Sayısız uygarlık, farklı isimler vermiş kente: Karintis, Karin, Karana, Karnakç Roma döneminde Theodosiopolis, Bizans döneminde Anastasius, Ermeni ve Abbasi dönemlerinde Karin ve Kalikala, Selçuklular ve Osmanlılar döneminde ise Kara arz, Karaz, Arz-ı Rum, Erzen-i Rum, Erzürüm ve Erzurum...
Erzurum, çok sıcak bir yazın ardından, serinliğiyle bize nefes aldıran tek kent oldu gezimiz boyunca. Soğuğuyla ünlü bu kenti Evliya Çelebi şöyle tanımlamış: "Erzurum o kadar soğuk ki kışın bir kedi, bir damdan diğer dama atladığında havada donup kalıyor."
ERZURUM KALESİ
Bilindiği gibi eski kentlerin bir çoğu bir kale ve onun çevresindeki yerleşimden oluşuyordu. Erzurum da öyle... Kentin ortasında yönetici sınıfın yaşadığı bir iç kale ve onun etrafında halkın yaşadığı dış kale... Savunma amacıyla inşa edilmiş kale surları, kim bilir kaç savaş gördü, kaç kez yıkılıp yeniden yapıldı. Bugün iç kale sağlam kalmış olmasına rağmen, şehri çevreleyen dış kale surları yok olmuş.
İç Kale, farklı dönemlerden mimari eserler barındırıyor. Bunlardan biri Tepsi Minare... 1881 yılında üzerine eklenen bir saat nedeniyle, minareye 'Saat Kulesi' de deniliyor. Minarenin hemen yanında Kale Mescidi yer alıyor. Her iki eserin de 12. yüzyılda Saltuklular tarafından birlikte yapıldığı tahmin ediliyor.
ÇİFTE MİNARELİ MEDRESE
Erzurum'un sembolü Çifte Minareli Medrese'dir. Tipik bir Selçuklu eseridir. 13. yüzyılın sonlarında yapıldığı kabul edilir. Medresenin, muhteşem işlemelere sahip bir taş kapısı var. Taş oymalar, Moğol istilası nedeniyle tamamlanamamış. Minarelere hakim turkuvaz rengi, binaya eşsiz bir güzellik kazandırmış. Evliya Çelebi, Çifte Minareli Medrese için, "Bu cami tamir edilse kürre-i arzda misali bulunmaz bir eser olur" diye yazmış.
ERZURUM KONGRE BİNASI
30 Ekim 1918... Birinci Dünya Savaşı'nda yenik çıkan Osmanlı İmparatorluğu, zehir zemberek Mondros Mütarekesi'ni imzalamış. Mütarekenin 24. maddesi, 'Vilayet-i Sitte' olarak adlandırılan ve içinde Erzurum'un da bulunduğu Doğu'daki 6 ilin, karışıklık çıkarsa İtilaf Devletleri tarafından işgal edilebileceğini belirtiyor. Amaç, bu bölgede bir Ermeni devleti kurmak... Bunun üzerine, Erzurum, işgali önlemek amacıyla, örgütlenip direnmeye başlıyor.

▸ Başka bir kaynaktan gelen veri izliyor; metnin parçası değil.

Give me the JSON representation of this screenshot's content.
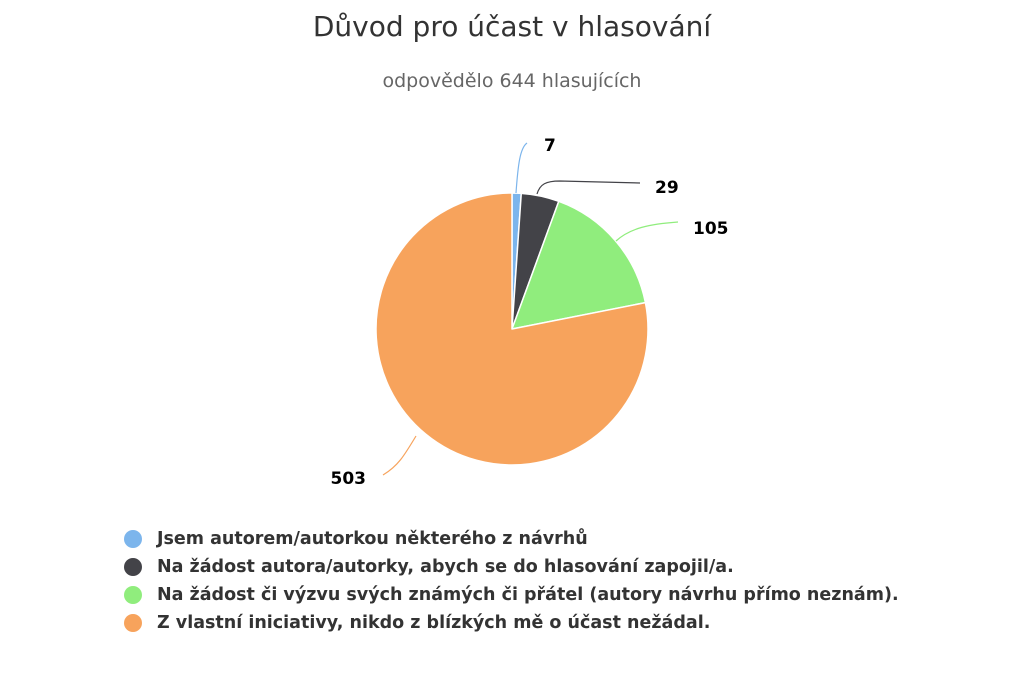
{
  "chart_data": {
    "type": "pie",
    "title": "Důvod pro účast v hlasování",
    "subtitle": "odpovědělo 644 hlasujících",
    "series": [
      {
        "categories": [
          "Jsem autorem/autorkou některého z návrhů",
          "Na žádost autora/autorky, abych se do hlasování zapojil/a.",
          "Na žádost či výzvu svých známých či přátel (autory návrhu přímo neznám).",
          "Z vlastní iniciativy, nikdo z blízkých mě o účast nežádal."
        ],
        "values": [
          7,
          29,
          105,
          503
        ],
        "colors": [
          "#7cb5ec",
          "#434348",
          "#90ed7d",
          "#f7a35c"
        ]
      }
    ],
    "data_labels": [
      "7",
      "29",
      "105",
      "503"
    ],
    "legend_position": "bottom-left"
  }
}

Mondros Mütarekesi'ni kabul etmeyen sadece onlar değil, yurdun birçok yerinde halk örgütlenmiş, direniyor. Sonradan ülkedeki tüm direnişin lideri olacak Mustafa Kemal Paşa, 19 Mayıs 1919'da Samsun'a çıkarak ülkenin kurtuluşu için ilk adımı atıyor. Bu tarihte, Erzurum'da 15. Kolordu var ve kumandanı Kazım Karabekir Paşa. Erzurum'da bir Doğu İlleri Kongresi toplanarak, ortak mücadele edilmesine karar verildiğinde, Kazım Karabekir Paşa, Mustafa Kemal'i Erzurum'a davet ediyor. Mustafa Kemal Paşa, 3 Temmuz 1919'da, Rauf Orbay ve beraberindekilerle Erzurum'a gelir, 5 gün sonra da, görevinden azledilip İstanbul'a çağrılınca askerlikten istifa eder. Ertesi sabah, Kazım Karabekir, yanında bir manga askerle gelir. Mustafa Kemal, tutuklanacağını düşünür, ancak Kazım Karabekir Paşa şunları söyler: "Siz bundan evvel olduğu gibi bundan böyle de muhterem kumandanımsınız. Hepimiz emrinizdeyiz."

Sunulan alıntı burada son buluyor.